Forecast bias detection and correction. Closes #56.

bias_detect(df, actual_col='y', predicted_col='y_hat', id_col=None)

Detect systematic forecast bias.

Computes mean error, sign test ratio, and bias ratio per group.

Parameters

df DataFrame with actual and predicted values. actual_col Column with actual values. predicted_col Column with predicted values. id_col If provided, compute bias per group.

Returns

pl.DataFrame DataFrame with columns ["mean_error", "sign_ratio", "bias_ratio"]. sign_ratio is the fraction of positive errors (> 0.5 = over-predicting). bias_ratio is mean_error / MAE.

bias_correct(df, actual_col='y', predicted_col='y_hat', method='mean', id_col=None)

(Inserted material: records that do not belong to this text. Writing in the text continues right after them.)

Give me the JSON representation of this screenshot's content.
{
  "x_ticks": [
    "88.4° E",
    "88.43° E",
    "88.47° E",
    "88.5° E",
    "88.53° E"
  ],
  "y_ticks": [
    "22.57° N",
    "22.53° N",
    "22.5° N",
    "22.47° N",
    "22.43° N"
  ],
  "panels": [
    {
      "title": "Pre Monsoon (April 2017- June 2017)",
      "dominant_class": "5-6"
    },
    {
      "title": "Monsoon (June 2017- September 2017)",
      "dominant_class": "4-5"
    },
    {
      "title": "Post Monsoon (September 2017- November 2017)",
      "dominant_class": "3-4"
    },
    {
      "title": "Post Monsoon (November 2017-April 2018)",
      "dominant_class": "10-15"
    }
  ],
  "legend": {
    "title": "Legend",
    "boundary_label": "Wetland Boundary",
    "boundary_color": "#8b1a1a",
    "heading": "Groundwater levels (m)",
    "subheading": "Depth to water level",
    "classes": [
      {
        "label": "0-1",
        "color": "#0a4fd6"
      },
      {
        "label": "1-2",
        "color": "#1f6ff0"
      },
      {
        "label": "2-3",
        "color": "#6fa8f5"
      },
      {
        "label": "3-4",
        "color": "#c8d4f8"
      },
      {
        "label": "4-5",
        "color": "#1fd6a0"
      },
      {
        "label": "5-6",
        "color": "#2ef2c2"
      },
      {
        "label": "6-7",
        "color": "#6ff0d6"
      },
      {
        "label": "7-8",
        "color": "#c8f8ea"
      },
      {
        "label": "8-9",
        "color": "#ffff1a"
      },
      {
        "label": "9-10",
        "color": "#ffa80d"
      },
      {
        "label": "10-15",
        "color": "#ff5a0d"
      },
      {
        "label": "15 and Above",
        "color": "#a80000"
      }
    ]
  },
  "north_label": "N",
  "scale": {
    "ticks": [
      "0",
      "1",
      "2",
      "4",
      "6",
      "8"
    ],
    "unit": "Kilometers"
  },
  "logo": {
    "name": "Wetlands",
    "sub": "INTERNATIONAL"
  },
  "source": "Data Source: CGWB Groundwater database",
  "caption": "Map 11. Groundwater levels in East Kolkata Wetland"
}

Correct systematic forecast bias.

Parameters

df DataFrame with actual and predicted values. actual_col Column with actual values. predicted_col Column with predicted values. method Correction method: "mean" — subtract mean error, "regression" — linear recalibration (slope + intercept), "quantile" — quantile mapping correction. id_col If provided, correct per group.

Returns

pl.DataFrame DataFrame with predicted_col adjusted and {predicted_col}_original preserving the uncorrected values.

_regression_correct(df, actual_col, predicted_col)

Apply linear recalibration: actual ≈ slope * predicted + intercept.

_quantile_correct(df, actual_col, predicted_col)

Quantile mapping: map predicted quantiles to actual quantiles.